— Эли, надо посоветоваться, — позвал с палубы бездельник-кочегар. Добавил ласково, уж точно не мне: — Вот, не роняй, сожми ручонку.
— Ага, — невпопад отозвалась я.
Попробовала сжать кулак. Получилось. Разжала… Волдыри мокрые, многослойные. Кое-где уже стали плотными мозолями. Больно. Смешное слово, ни о чем. Кожу не просто дерет, её словно поливают горящим маслом. Я не ору лишь потому, что Маня рядом. Кропова живучесть! Скоро мне станет лучше, и я смогу продолжить пытку. Мозоли уже делаются желто-серыми, волдыри сохнут… Вся эта дрянь отвалится от свеженькой розовой кожицы, стоит потереть ладонью о ладонь. Определенно, сейчас я регенерирую в разы быстрее и полнее, чем прежде, в Пуше. Скорее всего потому, что перестала втискивать себя в рамки «нормы».
— Иду, ага-у, — еще раз буркнула-зевнула я. Не разгибаясь, посмотрела на трап, на Маню в углу. — Эй, тоже идешь? Йях или не йях? Кузя знает слово йях. Кузя тебе соплеменник. Я познакомлю вас, и ты спокойно выспишься. Уж он-то умеет защищать. Ему-то даже ты поверишь.
Продолжая невнятно нахваливать Кузю и зевать, я поползла по трапу. Долгий путь. Я цеплялась за ступеньки и рывком подтягивала ленивое тело. Доски плыли толчками… При любой живучести люди устают. Но я упрямо ползу вверх. Вот и палуба, совсем близко… чуть не впечаталась в мою сонную рожу. Надо еще выше лезть.
Следом бредет Маня, слышу стук её когтей. Обычно валги не шумят, но у малышки когти слоистые, длинные и искривлённые… словно они росли-росли и не стачивались. Так и было, она же не могла ходить.

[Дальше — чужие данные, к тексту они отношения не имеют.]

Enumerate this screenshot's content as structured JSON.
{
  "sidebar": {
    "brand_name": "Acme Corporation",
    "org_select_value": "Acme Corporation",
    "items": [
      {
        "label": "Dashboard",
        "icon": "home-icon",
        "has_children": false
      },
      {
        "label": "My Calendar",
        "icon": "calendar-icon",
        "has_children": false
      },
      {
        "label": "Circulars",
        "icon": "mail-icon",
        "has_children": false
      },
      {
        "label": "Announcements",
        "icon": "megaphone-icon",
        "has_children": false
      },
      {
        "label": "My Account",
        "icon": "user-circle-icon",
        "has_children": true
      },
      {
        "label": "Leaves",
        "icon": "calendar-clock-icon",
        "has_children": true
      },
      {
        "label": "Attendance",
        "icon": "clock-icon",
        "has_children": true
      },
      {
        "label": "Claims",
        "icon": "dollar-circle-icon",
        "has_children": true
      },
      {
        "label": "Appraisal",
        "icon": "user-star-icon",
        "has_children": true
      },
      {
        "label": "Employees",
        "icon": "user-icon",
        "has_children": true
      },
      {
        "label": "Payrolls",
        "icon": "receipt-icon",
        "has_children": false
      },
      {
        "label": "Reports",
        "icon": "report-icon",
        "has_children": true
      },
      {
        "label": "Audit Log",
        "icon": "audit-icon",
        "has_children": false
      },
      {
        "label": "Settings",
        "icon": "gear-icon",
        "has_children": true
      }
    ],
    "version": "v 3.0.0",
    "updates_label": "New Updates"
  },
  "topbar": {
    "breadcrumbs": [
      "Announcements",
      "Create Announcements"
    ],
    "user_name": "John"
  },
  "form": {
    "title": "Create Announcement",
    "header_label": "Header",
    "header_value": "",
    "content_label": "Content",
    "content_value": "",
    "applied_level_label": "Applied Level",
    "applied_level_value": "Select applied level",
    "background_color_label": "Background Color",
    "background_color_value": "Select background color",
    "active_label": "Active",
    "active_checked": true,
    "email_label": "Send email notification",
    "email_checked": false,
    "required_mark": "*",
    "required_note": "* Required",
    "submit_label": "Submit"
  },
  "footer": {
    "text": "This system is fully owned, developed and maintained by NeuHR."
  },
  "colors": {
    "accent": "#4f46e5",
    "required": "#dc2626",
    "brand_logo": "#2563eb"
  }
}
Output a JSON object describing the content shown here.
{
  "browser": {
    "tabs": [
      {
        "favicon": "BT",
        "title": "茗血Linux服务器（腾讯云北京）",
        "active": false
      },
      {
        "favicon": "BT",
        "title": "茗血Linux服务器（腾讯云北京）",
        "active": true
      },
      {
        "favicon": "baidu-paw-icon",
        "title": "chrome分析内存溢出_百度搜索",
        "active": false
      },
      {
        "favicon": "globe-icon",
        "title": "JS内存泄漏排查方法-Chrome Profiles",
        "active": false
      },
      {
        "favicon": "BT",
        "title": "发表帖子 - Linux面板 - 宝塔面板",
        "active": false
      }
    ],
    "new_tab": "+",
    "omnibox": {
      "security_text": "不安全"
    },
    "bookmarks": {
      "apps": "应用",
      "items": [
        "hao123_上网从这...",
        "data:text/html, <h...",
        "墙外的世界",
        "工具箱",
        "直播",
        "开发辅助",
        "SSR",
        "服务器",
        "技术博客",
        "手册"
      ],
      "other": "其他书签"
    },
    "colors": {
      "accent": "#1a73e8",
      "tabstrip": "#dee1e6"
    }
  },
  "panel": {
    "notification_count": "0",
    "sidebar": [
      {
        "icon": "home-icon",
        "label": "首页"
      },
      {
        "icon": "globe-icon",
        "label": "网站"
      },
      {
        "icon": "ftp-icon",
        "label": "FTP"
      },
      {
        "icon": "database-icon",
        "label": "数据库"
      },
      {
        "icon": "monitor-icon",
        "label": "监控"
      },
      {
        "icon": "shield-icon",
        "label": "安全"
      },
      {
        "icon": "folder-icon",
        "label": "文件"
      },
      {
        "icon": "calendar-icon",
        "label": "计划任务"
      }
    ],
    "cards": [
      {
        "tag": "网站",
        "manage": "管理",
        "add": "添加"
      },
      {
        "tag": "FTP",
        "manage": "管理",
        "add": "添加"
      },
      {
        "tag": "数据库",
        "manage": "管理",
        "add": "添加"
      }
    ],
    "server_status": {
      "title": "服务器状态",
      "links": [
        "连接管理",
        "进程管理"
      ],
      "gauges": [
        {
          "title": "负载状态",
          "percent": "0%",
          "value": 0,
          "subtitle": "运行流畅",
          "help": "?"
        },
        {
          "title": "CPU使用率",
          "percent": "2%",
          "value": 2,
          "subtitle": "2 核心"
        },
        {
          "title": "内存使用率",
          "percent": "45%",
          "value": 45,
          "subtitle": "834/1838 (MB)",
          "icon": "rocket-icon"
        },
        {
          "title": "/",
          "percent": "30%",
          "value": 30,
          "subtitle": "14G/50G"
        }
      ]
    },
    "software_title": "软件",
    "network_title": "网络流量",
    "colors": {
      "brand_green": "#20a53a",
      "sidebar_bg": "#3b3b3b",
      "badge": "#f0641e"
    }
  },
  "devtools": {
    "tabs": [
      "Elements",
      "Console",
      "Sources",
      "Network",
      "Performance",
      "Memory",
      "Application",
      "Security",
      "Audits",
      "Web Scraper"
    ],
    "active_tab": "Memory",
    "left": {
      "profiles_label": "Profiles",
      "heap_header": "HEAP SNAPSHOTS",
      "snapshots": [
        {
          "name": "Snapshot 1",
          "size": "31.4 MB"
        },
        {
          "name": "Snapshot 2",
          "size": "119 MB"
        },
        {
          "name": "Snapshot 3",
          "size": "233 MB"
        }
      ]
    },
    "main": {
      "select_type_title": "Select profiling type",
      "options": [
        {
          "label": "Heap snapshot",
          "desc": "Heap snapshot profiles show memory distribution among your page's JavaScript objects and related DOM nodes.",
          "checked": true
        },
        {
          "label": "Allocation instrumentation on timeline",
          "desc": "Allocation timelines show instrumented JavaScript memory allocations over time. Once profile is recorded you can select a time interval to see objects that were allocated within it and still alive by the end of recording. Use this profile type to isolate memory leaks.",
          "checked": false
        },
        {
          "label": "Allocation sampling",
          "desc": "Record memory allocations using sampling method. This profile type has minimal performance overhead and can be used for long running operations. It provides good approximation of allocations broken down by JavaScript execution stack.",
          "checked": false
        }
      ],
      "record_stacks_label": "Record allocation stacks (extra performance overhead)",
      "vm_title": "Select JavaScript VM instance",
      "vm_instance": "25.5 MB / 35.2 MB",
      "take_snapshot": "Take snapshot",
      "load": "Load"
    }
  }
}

Зеваю, аж до хруста челюстей. Сажусь, удобно опираюсь на руки, чтобы перестать смотреть на доски и, наконец уже, напрячь шею, поднять голову. Определенно, сонливость избыточная, скорее всего она — следствие физической активности, аномальной по нагрузке и продолжительности… Интересно: я сама думаю такими странными словами — или это Алекс бубнит в голове? Или даже Петр-физик?
— Ан, дус, трэ, — негромко и очень раздельно говорит дядя Дима.
В такт счету «трэ» я как раз успеваю прохрустеть всеми шейными позвонками. Гляжу в темное небо, созерцаю звезды природные и созданные усталостью… Меня немножко беспокоит странность счёта — что за язык и почему тон такой ровный?
Нет. Меня очень беспокоит этот счет! Пульс подскочил, сонливость сгинула.
Рывком меняю положение, гляжу на кочегара. Внимательно, удивленно. Он — у борта. Полуобнял Ванечку за плечи, прижал спиной к себе, плотно. Ограничил подвижность его рук… Что я такое думаю-то? Хуже Маньки, всюду ищу нехорошее.